Assim, aos poucos, ia se formando no meu sangue o projeto de eu mesmo erguer, de novo, poeticamente, meu Castelo pedregoso e amuralhado. Tirando daqui e dali, juntando o que acontecera com o que eu ia sonhando, terminaria com um Castelo afortalezado, de pedra, com as duas torres centradas no coração do meu Império (RPR, 2007, p. 115)

Ainda teorizando esse fazer poético, Quaderna põe em relevo as vantagens de ser um cantador, um construtor de castelos. A edificação desse reino comprova a afinidade com a literatura dos folhetos, por aludir a enredos que tangenciam variantes do ciclo temático do cordel como o cenário empoeirado das caatingas, espaço percorrido por vaqueiros e cangaceiros, por cavaleiros sertanejos, vestidos

com roupas de couro, lugar que é cenário de lutas, de emboscadas, de amores, vividos sob o sol sertanejo:

Ali eu reergueria, sem perigo de vida, as Torres do lajedo do meu Castelo, para que ele me servisse de trono, de pedra-de-ara, de ninho de gaviões, onde eu pudesse respirar os ares das grandes alturas.

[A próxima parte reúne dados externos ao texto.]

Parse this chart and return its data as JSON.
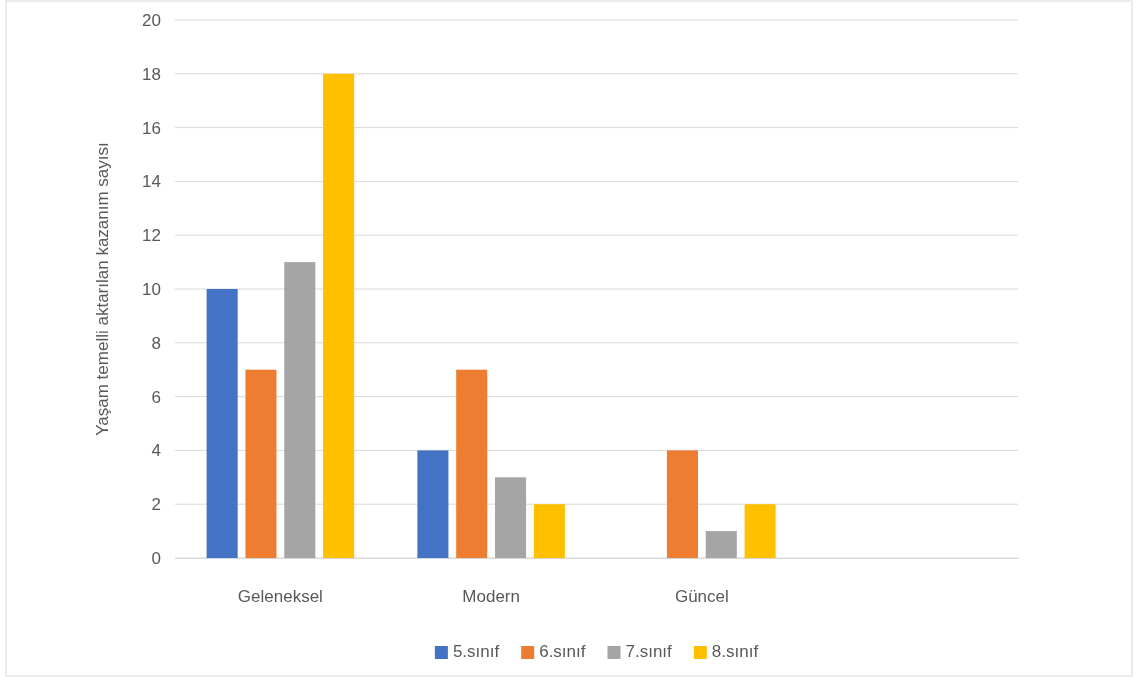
{
  "chart_data": {
    "type": "bar",
    "ylabel": "Yaşam temelli aktarılan kazanım sayısı",
    "categories": [
      "Geleneksel",
      "Modern",
      "Güncel",
      null
    ],
    "series": [
      {
        "name": "5.sınıf",
        "color": "#4472c4",
        "values": [
          10,
          4,
          0,
          null
        ]
      },
      {
        "name": "6.sınıf",
        "color": "#ed7d31",
        "values": [
          7,
          7,
          4,
          null
        ]
      },
      {
        "name": "7.sınıf",
        "color": "#a5a5a5",
        "values": [
          11,
          3,
          1,
          null
        ]
      },
      {
        "name": "8.sınıf",
        "color": "#ffc000",
        "values": [
          18,
          2,
          2,
          null
        ]
      }
    ],
    "ylim": [
      0,
      20
    ],
    "yticks": [
      0,
      2,
      4,
      6,
      8,
      10,
      12,
      14,
      16,
      18,
      20
    ],
    "grid": "y",
    "legend": "bottom"
  }
}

Seria um Reino Literário, pedregoso e sertanejo, um Marco, uma Obra cheia de estradas empoeiradas, caatingas e tabuleiros espinhosos, serras e serrotes pedreguentos, cruzada por Vaqueiros e Cangaceiros, que disputavam belas mulheres, montados a cavalo e vestidos de armaduras de couro. Um reino varrido a cada instante pelo sopro sangrento do infortúnio, dos amores desventurados, poéticos e sensuais, e, ao mesmo tempo, pelo riso violento e desembandeirado, pelo pipocar dos rifles estralando guerras, vinditas e emboscadas, ao tropel dos cascos de cavalo, tudo isso batido pelas duas ventanias guerreiras do Sertão: o cariri, vento frio e áspero das noites de serra, e o espinhara, o vento queimoso e abrasador das tardes incendiadas. Nas serras, nas caatingas e nas estradas, apareciam as partes cangaceiras e bandeirosas da história, guardando-se as partes de galhofa e estradeirice para os pátios, cozinhas e veredas, e as partes de amor e safadeza para os quartos e camarinhas do Castelo, que era o Marco central do Reino inteiro (RPR, 2007, p.115-116).

A importância dessa expressão artística está em evidência não apenas no

Romance, mas também nos ensaios publicados pelo autor. Suassuna enfatiza que a

literatura popular existe e que pode ser admirada no “maior e mais variado Romanceiro vivo do mundo”, os folhetos de cordel (SUASSUNA, 2008, p.152). Seu engajamento é tão profundo que, na tentativa de esclarecer os diferentes níveis do Romanceiro Popular do Nordeste, Suassuna criou uma classificação que define o lugar ocupado por cada modalidade artística, compreendida pelo modo como se expressa. Ainda busca uma caracterização geral de cada área, quando propõe a divisão. Assim, estabelece que no campo do Romanceiro Popular prevalecem duas divisões principais: de um lado, a poesia improvisada, da qual fazem parte composições em sextilhas, décimas e estrofes que derivam desses modelos; de outro lado, as poesias oriundas de uma tradição oral decorada e da literatura de cordel. Tal subdivisão compreende os abecês, as pelejas, as cantigas e os romances, que, por sua vez, podem ser classificados por ciclos temáticos, divididos em: Ciclo Heróico; Ciclo do Maravilhoso; Ciclo Religioso e de Moralidades; Ciclo Cômico, Satírico e Picaresco; Ciclo Histórico e Circunstancial; Ciclo de Amor e de Fidelidade (SUASSUNA, 2007, p.256). A partir de tal fixação, temos uma possibilidade de classificação que é usada por muitos pesquisadores ainda hoje na compilação de textos da literatura popular.